Who Are the Parties in a Limited Partnership?

What Are the Governing Documents for a Limited Partnership?

Governing Documents for a Limited Partnership

By: Barry E. Haimo, Esq.
November 15, 2016

What Are the Governing Documents for a Limited Partnership?

So, you’ve decided to form a limited partnership. As you know, a limited partnership is a type of entity where the shareholders are comprised of general and limited partners. The general partners are in total control of the entity, regardless of amount of ownership, and therefore are completely liable for the debts of the partnership. Conversely, the limited partners have no control, and therefore, no liability. Read more here.

There are many advantages to forming a limited partnership, one being the ease of bringing it to life. But even though a limited partnership can be formed with a handshake, it would be wise to have the agreements of your new business venture on paper.

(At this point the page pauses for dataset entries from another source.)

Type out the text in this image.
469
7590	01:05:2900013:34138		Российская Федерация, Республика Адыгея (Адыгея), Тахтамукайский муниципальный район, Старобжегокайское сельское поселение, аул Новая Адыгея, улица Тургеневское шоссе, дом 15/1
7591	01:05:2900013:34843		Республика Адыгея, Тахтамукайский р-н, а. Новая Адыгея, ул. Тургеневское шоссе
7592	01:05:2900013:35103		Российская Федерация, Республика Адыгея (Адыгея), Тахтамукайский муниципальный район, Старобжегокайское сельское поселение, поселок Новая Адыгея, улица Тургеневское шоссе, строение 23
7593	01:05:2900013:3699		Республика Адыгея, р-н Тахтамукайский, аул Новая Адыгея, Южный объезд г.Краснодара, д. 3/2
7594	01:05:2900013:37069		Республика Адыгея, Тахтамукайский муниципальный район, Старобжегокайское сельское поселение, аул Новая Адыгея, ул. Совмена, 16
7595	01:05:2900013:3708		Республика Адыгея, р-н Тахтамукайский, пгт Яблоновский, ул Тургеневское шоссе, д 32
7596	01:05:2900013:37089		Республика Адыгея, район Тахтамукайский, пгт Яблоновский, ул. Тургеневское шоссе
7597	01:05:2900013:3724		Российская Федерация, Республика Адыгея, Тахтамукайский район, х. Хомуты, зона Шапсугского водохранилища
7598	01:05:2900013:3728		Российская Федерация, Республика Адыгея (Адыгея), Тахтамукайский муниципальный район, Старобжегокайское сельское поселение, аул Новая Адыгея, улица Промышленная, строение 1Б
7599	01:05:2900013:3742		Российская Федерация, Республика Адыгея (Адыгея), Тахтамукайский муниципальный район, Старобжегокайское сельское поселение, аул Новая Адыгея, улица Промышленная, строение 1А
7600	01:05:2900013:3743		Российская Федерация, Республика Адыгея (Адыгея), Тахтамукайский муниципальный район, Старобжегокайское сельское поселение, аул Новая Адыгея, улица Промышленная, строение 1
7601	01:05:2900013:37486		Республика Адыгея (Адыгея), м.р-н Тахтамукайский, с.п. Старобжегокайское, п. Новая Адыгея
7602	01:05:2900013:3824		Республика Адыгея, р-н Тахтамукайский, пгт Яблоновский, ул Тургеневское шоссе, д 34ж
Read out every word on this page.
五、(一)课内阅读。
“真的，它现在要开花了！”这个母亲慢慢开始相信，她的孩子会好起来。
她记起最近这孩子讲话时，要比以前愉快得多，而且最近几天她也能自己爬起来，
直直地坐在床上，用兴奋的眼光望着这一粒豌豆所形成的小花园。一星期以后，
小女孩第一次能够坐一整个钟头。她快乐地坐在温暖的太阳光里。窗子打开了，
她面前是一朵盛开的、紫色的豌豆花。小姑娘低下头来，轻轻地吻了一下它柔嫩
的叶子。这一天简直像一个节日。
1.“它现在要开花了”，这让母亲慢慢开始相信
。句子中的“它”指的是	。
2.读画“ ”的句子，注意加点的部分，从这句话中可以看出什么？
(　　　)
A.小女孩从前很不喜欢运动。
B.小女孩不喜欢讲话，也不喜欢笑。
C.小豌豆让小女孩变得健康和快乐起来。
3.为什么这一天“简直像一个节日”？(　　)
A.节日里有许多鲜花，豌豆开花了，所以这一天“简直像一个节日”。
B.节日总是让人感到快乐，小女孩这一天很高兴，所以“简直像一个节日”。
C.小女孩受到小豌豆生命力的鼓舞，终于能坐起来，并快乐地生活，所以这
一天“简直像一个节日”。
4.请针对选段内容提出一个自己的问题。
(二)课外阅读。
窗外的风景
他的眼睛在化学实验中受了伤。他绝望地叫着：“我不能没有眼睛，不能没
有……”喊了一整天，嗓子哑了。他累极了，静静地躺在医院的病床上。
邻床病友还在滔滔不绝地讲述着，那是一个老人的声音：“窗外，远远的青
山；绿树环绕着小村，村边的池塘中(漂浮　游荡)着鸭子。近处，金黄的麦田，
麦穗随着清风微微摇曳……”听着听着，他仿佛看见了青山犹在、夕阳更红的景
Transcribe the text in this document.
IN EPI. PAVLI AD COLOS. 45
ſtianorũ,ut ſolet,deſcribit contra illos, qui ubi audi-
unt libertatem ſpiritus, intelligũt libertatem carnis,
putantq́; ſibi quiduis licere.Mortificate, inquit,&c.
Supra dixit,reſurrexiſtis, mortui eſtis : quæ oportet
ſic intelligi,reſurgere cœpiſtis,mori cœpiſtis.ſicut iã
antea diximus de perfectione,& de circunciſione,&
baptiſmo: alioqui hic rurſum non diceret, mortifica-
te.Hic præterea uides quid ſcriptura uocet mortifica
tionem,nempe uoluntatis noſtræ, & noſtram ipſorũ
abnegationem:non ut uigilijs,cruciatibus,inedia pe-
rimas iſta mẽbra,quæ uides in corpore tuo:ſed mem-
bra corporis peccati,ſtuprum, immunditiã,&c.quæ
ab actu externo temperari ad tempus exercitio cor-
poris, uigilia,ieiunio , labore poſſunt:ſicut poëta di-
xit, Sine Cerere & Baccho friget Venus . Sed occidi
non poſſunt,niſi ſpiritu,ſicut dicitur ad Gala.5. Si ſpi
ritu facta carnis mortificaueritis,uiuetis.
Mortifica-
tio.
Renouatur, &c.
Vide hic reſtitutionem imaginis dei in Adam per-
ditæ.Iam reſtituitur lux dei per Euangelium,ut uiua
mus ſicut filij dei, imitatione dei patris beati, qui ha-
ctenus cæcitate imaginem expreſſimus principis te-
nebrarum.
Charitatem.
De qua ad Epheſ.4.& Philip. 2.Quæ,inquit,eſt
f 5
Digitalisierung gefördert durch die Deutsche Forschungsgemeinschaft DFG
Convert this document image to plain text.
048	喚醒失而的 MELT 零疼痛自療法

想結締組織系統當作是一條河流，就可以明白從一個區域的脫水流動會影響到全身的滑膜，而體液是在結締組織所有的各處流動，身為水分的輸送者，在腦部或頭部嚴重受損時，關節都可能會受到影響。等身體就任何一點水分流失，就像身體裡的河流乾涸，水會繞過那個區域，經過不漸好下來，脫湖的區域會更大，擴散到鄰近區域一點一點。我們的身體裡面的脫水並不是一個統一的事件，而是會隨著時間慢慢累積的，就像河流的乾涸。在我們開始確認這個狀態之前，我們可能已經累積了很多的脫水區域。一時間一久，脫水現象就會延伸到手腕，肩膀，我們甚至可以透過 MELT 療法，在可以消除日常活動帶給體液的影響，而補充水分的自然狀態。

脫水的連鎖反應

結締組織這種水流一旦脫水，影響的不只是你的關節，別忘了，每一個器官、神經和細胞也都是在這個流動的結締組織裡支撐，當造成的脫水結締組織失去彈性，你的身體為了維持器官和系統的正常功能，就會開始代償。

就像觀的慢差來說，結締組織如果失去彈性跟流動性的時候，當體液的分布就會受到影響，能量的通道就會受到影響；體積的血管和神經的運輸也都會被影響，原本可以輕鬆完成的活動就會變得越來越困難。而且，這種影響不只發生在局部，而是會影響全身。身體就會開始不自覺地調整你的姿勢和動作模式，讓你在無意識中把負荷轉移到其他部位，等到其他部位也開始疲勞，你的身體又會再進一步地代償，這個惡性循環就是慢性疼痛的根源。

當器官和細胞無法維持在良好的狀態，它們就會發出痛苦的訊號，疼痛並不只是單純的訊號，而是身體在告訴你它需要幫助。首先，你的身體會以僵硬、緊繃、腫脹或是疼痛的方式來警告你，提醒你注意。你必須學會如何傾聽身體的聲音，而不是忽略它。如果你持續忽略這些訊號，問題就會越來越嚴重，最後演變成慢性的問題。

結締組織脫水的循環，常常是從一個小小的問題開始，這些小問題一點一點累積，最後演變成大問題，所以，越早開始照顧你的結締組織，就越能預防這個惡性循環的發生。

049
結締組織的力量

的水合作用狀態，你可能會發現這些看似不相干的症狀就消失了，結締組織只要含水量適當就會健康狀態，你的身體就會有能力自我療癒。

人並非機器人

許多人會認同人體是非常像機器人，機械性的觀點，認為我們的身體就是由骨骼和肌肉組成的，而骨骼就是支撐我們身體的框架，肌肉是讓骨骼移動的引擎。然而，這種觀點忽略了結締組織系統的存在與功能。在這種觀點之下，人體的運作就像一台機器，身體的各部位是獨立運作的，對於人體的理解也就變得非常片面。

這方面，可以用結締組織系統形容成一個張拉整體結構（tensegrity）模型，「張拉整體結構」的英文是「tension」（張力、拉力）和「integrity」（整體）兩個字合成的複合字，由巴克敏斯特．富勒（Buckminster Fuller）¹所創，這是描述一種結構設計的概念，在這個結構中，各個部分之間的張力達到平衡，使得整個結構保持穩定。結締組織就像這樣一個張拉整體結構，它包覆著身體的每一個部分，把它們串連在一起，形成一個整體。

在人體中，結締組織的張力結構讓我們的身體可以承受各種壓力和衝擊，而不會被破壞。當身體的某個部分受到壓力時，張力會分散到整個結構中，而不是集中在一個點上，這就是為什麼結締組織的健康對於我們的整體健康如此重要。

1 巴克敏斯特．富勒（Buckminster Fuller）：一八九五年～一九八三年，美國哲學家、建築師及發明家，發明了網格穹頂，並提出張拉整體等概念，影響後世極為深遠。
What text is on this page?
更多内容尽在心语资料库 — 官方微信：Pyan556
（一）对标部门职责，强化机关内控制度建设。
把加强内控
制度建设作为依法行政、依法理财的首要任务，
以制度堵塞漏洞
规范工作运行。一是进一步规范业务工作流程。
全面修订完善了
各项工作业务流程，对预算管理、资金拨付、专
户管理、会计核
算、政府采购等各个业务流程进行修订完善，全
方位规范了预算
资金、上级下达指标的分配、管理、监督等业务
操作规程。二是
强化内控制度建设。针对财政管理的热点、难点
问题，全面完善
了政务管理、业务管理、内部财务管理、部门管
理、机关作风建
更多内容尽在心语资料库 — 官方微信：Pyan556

This way each party will have a clear picture of how the limited partnership will operate through regular business, and how to handle any abnormal circumstances or disputes that arise. It also helps think through some circumstances that may not have been contemplated. The best time to do this is when everyone is excited in the beginning. It’s much harder when problems arise and there is tension between the partners.

Actual governing documents for a limited partnership are not required by Florida law, but there are a few other documents that must be submitted for the business to begin operations in the state.

What Documents Need to Be Submitted to the State?

In order for a limited partnership to be formed in Florida, partners must register the partnership with the department of state division of corporations. Specific licenses and permits may also be required before the partnership begins operations.

The limited partnership agreement, however, is perhaps the most important document for forming the limited partnership. This is the document that will spell out the terms of the partnership, and will govern the partnership through its duration.   

Why Write a Limited Partnership Agreement?

Even though a limited partnership agreement is not required in Florida, you should seriously consider executing it when forming a limited partnership .

Without the proper governing documents, Florida’s laws will dictate how the limited partnership is established and managed. Before you draft the proper documents for your limited partnership, consult with a business planning attorney and go over Florida’s current laws for partnerships.

If the parties of the limited partnership want to present a different approach to the limited partnership, the terms of the limited partnership agreement will override Florida law. This is one of the main reasons that a thorough, well thought-out partnership agreement is so important. If an issue is disputed, but not covered in the agreement, the parties will have no choice but to follow Florida law to reach a resolution. This is particularly important because taking a small dispute to court might only add extra headaches, time, and money to an issue that could have been quickly solved if a plan had been laid out in the original limited partnership agreement. Remember, litigation is very time consuming and expensive.

What Should Be In the Limited Partnership Agreement?

Limited partnership agreements are drawn up to make sure each partner is aware of the partnership’s operations, management, transfers, allocations of profits and losses, distributions and how to address disputes. It is not necessary to include every situation or conflict that could come up during the course of the limited partnership, but again, if it is not in the limited partnership agreement, Florida law will apply its own methodology to solve the dispute.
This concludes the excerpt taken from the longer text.